Charles Stephenson introduces a plan for chemical warfare in the Napoleonic navy, devised by Thomas Cochrane, Lord Dundonald, the model for Patrick O’Brien’s Jack Aubrey.
Many accounts of the origins of chemical warfare claim that the practice was evolved in antiquity, usually citing references from Thucydides’ History of the Peloponnesian War. Later examples of where the method was applied often include the siege of Constantinople in 1453, and attempts to foil Cromwell’s miners at Edinburgh Castle in 1650. More modern attempts are rather better documented: for example, the Playfair proposal to utilize ‘cyanide of cacodyl’ during the Crimean War, various schemes put forward during the American Civil War, threats to utilize ‘grand chemical agents of wholesale destruction’ during the 1870-71 investment of Paris, and the Japanese use of burning material ‘soaked in arsenic’ at the siege of Port Arthur.
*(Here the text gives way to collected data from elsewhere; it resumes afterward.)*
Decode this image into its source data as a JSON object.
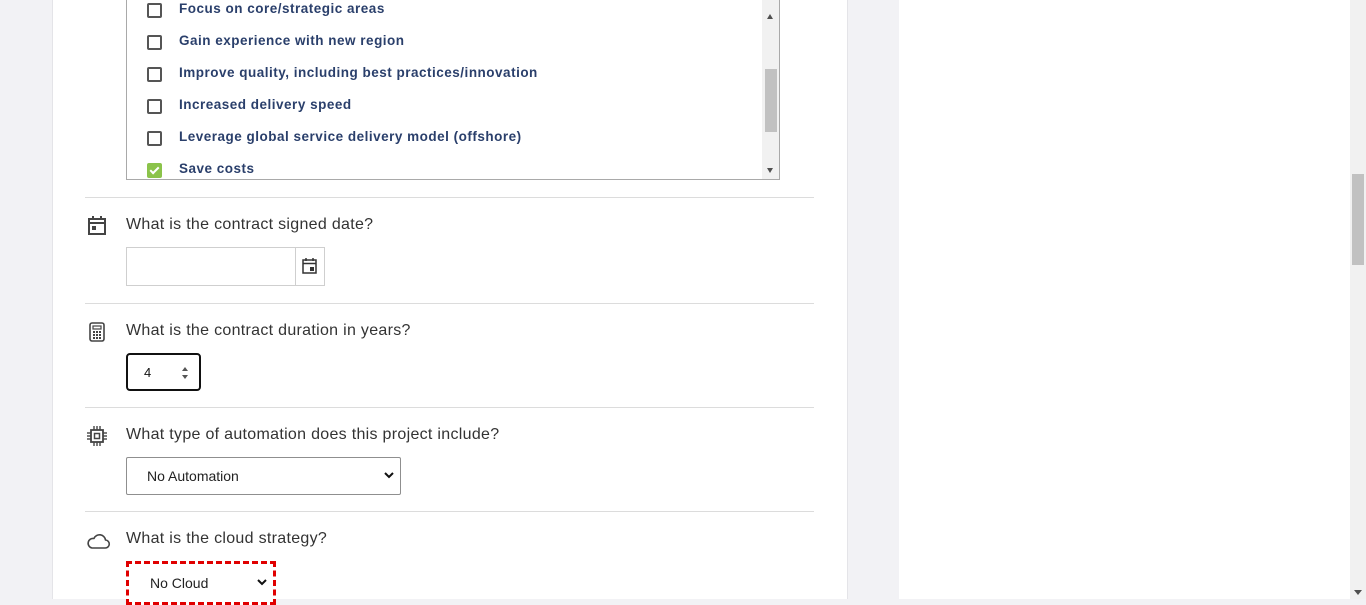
{
  "objectives": {
    "items": [
      {
        "label": "Focus on core/strategic areas",
        "checked": false
      },
      {
        "label": "Gain experience with new region",
        "checked": false
      },
      {
        "label": "Improve quality, including best practices/innovation",
        "checked": false
      },
      {
        "label": "Increased delivery speed",
        "checked": false
      },
      {
        "label": "Leverage global service delivery model (offshore)",
        "checked": false
      },
      {
        "label": "Save costs",
        "checked": true
      }
    ]
  },
  "questions": {
    "signed_date": {
      "label": "What is the contract signed date?",
      "value": "",
      "icon": "calendar-icon"
    },
    "duration": {
      "label": "What is the contract duration in years?",
      "value": "4",
      "icon": "calculator-icon"
    },
    "automation": {
      "label": "What type of automation does this project include?",
      "selected": "No Automation",
      "icon": "chip-icon"
    },
    "cloud": {
      "label": "What is the cloud strategy?",
      "selected": "No Cloud",
      "icon": "cloud-icon"
    }
  },
  "colors": {
    "checked": "#8bc34a",
    "label_text": "#2a3f6b",
    "highlight": "#e00000"
  }
}
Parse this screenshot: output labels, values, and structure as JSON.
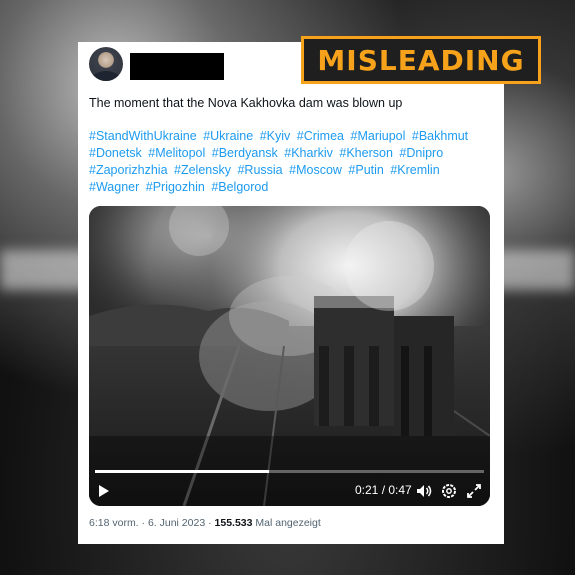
{
  "badge": {
    "label": "MISLEADING",
    "color": "#f7a21b"
  },
  "tweet": {
    "text": "The moment that the Nova Kakhovka dam was blown up",
    "hashtags": [
      "#StandWithUkraine",
      "#Ukraine",
      "#Kyiv",
      "#Crimea",
      "#Mariupol",
      "#Bakhmut",
      "#Donetsk",
      "#Melitopol",
      "#Berdyansk",
      "#Kharkiv",
      "#Kherson",
      "#Dnipro",
      "#Zaporizhzhia",
      "#Zelensky",
      "#Russia",
      "#Moscow",
      "#Putin",
      "#Kremlin",
      "#Wagner",
      "#Prigozhin",
      "#Belgorod"
    ],
    "hashtag_color": "#1d9bf0"
  },
  "video": {
    "current_time": "0:21",
    "duration": "0:47",
    "time_display": "0:21 / 0:47",
    "progress_fraction": 0.447,
    "icons": [
      "play-icon",
      "volume-icon",
      "settings-icon",
      "fullscreen-icon"
    ]
  },
  "meta": {
    "time": "6:18 vorm.",
    "separator1": " · ",
    "date": "6. Juni 2023",
    "separator2": " · ",
    "views": "155.533",
    "views_label": " Mal angezeigt"
  }
}
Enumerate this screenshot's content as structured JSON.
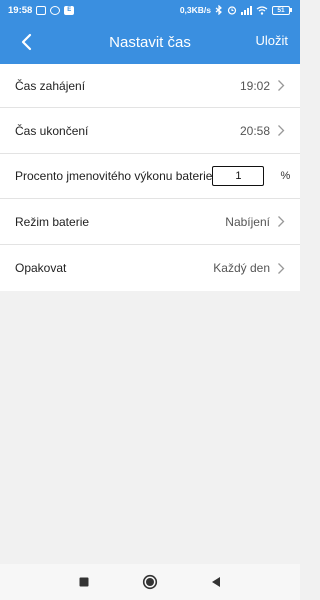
{
  "status_bar": {
    "time": "19:58",
    "speed": "0,3KB/s",
    "battery": "51",
    "app_icons": [
      "mail-icon",
      "sync-icon",
      "app-icon"
    ],
    "right_icons": [
      "bluetooth-icon",
      "alarm-icon",
      "signal-icon",
      "wifi-icon",
      "battery-icon"
    ]
  },
  "header": {
    "title": "Nastavit čas",
    "save_label": "Uložit",
    "back_icon": "back-arrow-icon",
    "background": "#3a8fe0"
  },
  "settings": {
    "start_time": {
      "label": "Čas zahájení",
      "value": "19:02"
    },
    "end_time": {
      "label": "Čas ukončení",
      "value": "20:58"
    },
    "battery_percent": {
      "label": "Procento jmenovitého výkonu baterie",
      "value": "1",
      "unit": "%"
    },
    "battery_mode": {
      "label": "Režim baterie",
      "value": "Nabíjení"
    },
    "repeat": {
      "label": "Opakovat",
      "value": "Každý den"
    }
  },
  "nav_buttons": [
    "recent-apps-icon",
    "home-icon",
    "back-icon"
  ]
}
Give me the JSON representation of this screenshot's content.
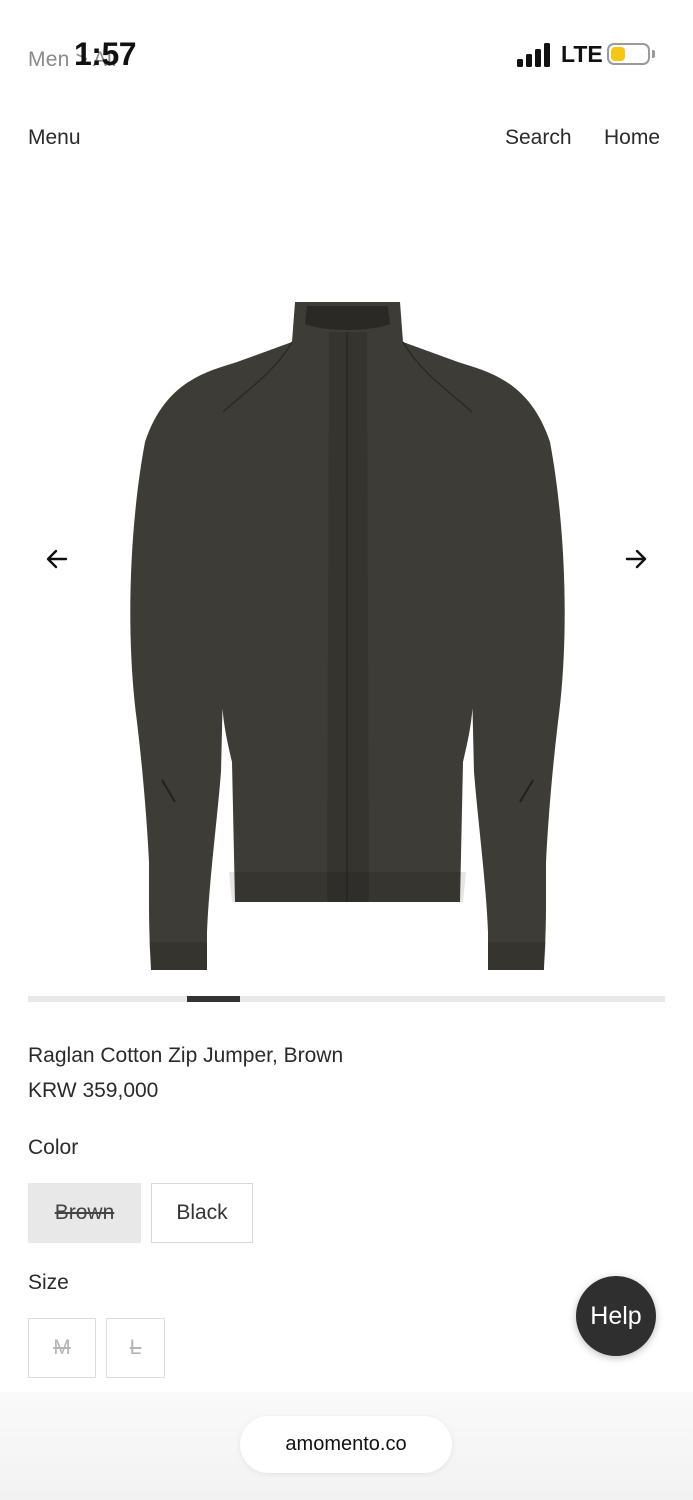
{
  "status_bar": {
    "breadcrumb": "Men > All",
    "time": "1:57",
    "network": "LTE",
    "battery_color": "#f5c518",
    "battery_level": 0.4
  },
  "header": {
    "menu_label": "Menu",
    "search_label": "Search",
    "home_label": "Home"
  },
  "gallery": {
    "image_icon": "jacket-product-image",
    "prev_icon": "arrow-left-icon",
    "next_icon": "arrow-right-icon",
    "image_count": 12,
    "current_index": 4,
    "jacket_color": "#3e3c36"
  },
  "product": {
    "name": "Raglan Cotton Zip Jumper, Brown",
    "price": "KRW 359,000"
  },
  "options": {
    "color_label": "Color",
    "colors": [
      "Brown",
      "Black"
    ],
    "size_label": "Size",
    "sizes": [
      "M",
      "L"
    ]
  },
  "help": {
    "label": "Help"
  },
  "browser": {
    "url": "amomento.co"
  }
}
Evidence suggests that the idea of what might be termed ‘pre-chemical warfare chemical warfare’ had crossed the minds of many over the centuries. Indeed, on occasion some ideas may have been realized on a small and confined scale; not least due to the profound technological and logistical difficulties of employing them on a large scale.
One figure in the Napoleonic era, however, addressed these issues and, at least to his own satisfaction, provided solutions. He was Thomas Cochrane, later the 10th Earl of Dundonald (1775-1860). Cochrane was a maverick, self-confident, inventive and aggressive towards the enemy but often unpopular with the naval establishment.